Portable paths for sharing projects

library(fromhere)

Using appropriate relative file paths is essential for creating portable and reproducible projects. Portable projects are self-contained, meaning all code, data and other files needed by your project are contained within it.

Relative paths play a central role in portability, allowing you to specify file locations relative to a known reference point (e.g., the project root). Compared to system-specific absolute paths, relative file paths work on any system, allowing others to reproduce your work without modifying file paths.

This vignette demonstrates how relative paths from different project roots can be created using the fromhere package, with discussion on how each path type affects the portability of your project.

Project portability

How you organise your project files and specify paths to them changes the portability of your project. Less portable file paths require more specific file structures. For example, in increasing portability:

The working directory can differ depending on context. In general,

Portability example

The files (and paths) used within each part of your project affects its portability.

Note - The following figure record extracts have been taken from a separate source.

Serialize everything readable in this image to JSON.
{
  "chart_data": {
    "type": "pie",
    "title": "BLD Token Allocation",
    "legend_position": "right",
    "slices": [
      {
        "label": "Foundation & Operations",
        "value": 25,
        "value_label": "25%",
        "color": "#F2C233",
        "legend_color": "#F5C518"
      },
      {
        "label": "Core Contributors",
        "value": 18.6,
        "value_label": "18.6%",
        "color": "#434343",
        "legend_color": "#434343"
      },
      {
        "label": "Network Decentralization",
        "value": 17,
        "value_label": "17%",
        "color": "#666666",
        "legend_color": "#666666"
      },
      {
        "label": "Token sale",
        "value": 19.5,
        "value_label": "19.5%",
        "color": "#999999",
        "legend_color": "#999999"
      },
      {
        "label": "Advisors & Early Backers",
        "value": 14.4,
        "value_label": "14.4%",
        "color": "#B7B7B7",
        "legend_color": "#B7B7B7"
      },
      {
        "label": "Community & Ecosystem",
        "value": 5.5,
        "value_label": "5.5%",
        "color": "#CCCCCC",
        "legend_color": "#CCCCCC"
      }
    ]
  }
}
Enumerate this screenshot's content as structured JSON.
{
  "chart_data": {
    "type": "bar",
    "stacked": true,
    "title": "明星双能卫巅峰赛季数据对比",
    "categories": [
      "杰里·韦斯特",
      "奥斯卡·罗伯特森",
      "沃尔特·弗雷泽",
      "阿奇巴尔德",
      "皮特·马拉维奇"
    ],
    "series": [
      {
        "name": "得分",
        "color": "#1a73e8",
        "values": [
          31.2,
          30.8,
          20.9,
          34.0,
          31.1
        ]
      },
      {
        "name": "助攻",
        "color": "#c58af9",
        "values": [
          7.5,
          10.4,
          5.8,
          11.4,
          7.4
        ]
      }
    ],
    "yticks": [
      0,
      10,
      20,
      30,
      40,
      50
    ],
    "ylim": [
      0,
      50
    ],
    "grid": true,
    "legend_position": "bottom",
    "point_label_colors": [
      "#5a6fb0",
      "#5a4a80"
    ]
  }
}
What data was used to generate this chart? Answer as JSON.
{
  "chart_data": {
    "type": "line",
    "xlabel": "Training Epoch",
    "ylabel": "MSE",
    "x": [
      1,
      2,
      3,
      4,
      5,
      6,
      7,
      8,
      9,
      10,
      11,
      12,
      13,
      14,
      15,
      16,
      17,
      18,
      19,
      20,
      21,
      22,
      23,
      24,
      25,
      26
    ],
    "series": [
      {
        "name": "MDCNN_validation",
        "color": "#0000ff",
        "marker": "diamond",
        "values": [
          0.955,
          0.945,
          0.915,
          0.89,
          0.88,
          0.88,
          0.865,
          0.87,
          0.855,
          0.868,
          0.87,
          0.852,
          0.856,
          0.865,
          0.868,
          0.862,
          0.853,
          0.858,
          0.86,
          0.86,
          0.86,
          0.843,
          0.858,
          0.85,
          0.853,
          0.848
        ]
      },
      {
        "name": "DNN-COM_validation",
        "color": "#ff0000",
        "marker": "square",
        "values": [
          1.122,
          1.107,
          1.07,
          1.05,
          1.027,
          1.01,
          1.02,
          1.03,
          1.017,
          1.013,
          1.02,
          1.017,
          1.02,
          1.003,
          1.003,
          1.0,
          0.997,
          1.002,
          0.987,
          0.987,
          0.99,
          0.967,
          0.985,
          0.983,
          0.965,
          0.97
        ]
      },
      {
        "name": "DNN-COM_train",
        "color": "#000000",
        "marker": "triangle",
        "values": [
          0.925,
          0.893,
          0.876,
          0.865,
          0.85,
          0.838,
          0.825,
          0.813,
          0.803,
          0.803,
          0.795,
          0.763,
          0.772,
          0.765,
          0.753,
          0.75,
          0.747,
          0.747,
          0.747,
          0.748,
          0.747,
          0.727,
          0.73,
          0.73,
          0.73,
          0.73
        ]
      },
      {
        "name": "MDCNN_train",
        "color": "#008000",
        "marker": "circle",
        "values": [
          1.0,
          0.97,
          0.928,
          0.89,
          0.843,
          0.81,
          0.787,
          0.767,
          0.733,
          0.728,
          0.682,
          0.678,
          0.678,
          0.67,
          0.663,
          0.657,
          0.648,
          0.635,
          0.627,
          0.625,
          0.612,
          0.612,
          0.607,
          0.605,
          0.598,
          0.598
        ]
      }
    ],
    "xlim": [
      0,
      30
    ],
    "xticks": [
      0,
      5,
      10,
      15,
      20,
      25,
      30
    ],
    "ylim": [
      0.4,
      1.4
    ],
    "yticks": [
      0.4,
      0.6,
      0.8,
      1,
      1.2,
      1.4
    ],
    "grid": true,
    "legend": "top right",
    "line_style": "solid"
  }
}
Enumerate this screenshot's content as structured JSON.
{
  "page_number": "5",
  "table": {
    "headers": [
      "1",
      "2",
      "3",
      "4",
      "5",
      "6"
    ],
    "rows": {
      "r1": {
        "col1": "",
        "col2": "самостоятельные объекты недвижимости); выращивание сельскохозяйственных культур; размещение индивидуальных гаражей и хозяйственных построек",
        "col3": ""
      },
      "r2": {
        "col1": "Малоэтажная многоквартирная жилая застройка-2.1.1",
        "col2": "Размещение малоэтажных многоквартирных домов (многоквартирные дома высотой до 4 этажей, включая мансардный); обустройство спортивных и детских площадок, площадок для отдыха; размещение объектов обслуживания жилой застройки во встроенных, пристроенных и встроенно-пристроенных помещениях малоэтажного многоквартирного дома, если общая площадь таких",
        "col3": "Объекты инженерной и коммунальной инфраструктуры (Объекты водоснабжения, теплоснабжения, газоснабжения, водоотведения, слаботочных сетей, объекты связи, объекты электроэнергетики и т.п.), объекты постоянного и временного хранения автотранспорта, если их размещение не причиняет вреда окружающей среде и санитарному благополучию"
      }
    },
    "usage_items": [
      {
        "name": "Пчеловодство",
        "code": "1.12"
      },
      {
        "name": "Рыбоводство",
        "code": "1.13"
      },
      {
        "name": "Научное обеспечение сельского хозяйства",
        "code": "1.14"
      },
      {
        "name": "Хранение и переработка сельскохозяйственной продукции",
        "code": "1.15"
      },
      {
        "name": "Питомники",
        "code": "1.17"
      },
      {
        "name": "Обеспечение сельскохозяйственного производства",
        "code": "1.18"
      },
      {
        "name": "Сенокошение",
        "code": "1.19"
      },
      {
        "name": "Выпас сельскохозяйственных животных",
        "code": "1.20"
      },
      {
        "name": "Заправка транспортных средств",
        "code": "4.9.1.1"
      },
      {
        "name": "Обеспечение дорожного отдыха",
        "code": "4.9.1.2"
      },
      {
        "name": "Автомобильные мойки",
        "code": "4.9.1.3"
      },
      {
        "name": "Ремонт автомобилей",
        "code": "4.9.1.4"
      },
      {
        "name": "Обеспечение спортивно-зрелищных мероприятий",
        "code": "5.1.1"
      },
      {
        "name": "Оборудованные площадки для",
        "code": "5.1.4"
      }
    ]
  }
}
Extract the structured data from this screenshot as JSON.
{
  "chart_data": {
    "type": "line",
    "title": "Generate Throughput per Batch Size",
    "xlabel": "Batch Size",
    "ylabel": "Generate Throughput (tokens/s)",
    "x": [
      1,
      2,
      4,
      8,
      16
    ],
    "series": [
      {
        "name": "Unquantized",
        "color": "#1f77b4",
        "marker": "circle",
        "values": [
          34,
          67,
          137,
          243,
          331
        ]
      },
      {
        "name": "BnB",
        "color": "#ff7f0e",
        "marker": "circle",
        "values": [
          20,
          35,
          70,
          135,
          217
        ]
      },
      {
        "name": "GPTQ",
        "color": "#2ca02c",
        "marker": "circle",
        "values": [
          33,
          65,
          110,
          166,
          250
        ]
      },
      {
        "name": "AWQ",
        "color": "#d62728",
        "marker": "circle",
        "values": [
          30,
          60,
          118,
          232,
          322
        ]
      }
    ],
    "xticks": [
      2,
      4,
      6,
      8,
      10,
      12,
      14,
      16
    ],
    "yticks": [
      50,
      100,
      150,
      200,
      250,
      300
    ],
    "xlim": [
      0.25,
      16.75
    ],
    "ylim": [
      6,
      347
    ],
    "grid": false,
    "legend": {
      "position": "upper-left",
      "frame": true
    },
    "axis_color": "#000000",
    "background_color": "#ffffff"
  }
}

Consider the R project "my-awesome-project", which has been saved to the Documents folder on John’s computer ("/Users/John/Documents/"). It has the following contents:

my-awesome-project/
├── data-raw/                   # Raw / unprocessed data files
├── data/                       # Clean / processed data files
   ├── survey_cleaned_2024.csv
   ├── population_summary.csv
├── R/                          # R scripts
├── docs/                       # Documents
   ├── analysis.qmd
   ├── memo.qmd
   ├── resources/              # Document resources
   │   ├── logo.png
   │   └── signature.png
├── outputs/                    # Results, figures, tables, and other outputs
   ├── figures/                # Graphs and charts
   └── tables/                 # Data tables and results
       ├── regression_summary.csv
├── README.md                   # Project description and instructions
└── my-awesome-project.Rproj    # R Project file

Consider the two documents in this project, "docs/analysis.qmd" and "docs/memo.qmd":

The memo.qmd document is more portable than analysis.qmd since it can be moved independently of the broader project. It is good practice to organise your project such that individual components are portable. In this case the logo and signature is kept within the docs folder because they are only needed for documents. While less portable than the memo, the analysis is still reasonably portable since everything is contained in the project folder (rather than files scattered around the computer).

By adopting relative paths and understanding project portability, you can create projects that are robust, shareable, and adaptable to new environments. The fromhere package simplifies this process, allowing you to declare paths relative to various project roots, enhancing the portability of your work.

Absolute vs. Relative Paths

Absolute paths (not portable)

An absolute path includes the full location of the files on the computer, so reading the survey data would be:

# Path hardcoded to John's specific system
read.csv("/Users/John/Documents/my-awesome-project/data/survey_cleaned_2024.csv")

This is NOT portable, imagine if this project was shared with Jane who saved it in the Downloads folder of their Windows computer. In this case, the file path starting with "/Users/John/Documents" doesn’t exist on Jane’s computer. Instead the suitable path for Jane is:

# Path hardcoded to Jane's specific system
read.csv("C:\Users\Jane\Downloads\my-awesome-project\data\survey_cleaned_2024.csv")

As a result, the code cannot be reproduced without modification. Jane will have to update all the paths for them to work on her computer.

Relative paths (portable)

A relative path specifies the location of files from a starting folder. In an R session, relative paths start from the current working directory. When you open an RStudio Project, the current working directory will be (automatically set to) your project folder.

The code for reading the survey data with a relative path is:

# Path relative to the working directory
read.csv("data/survey_cleaned_2024.csv")

Notice that the relative path doesn’t include any details about the location of the project on the computer. This allows the project folder to be moved around (on the same computer or shared with others) without needing to change the file paths.

The fromhere package allows you to specify the starting point of relative paths explicitly. This can be useful since the paths will work even if the working directory in R changes. For example, the working directory is changed to the document’s folder ("docs") when rendering RMarkdown/Quarto documents. Using fromhere::from_rproj() will explicitly specify paths starting from the project folder even in RMarkdown/Quarto documents:

# Path relative to the project folder
library(fromhere)
read.csv(from_rproj("data/survey_cleaned_2024.csv"))

Aside: ., and ..

File paths can also include . and .., these paths refer to current directory (.) and the parent directory (..).

This allows you to navigate up folders, for example from_rproj("..") will give you the folder above the project ("/Users/John/Documents" for John, and "C:\Users\Jane\Downloads" for Jane).

Using from_rproj("..") results in a less portable project, since your work now depends on the file structure above your project folder.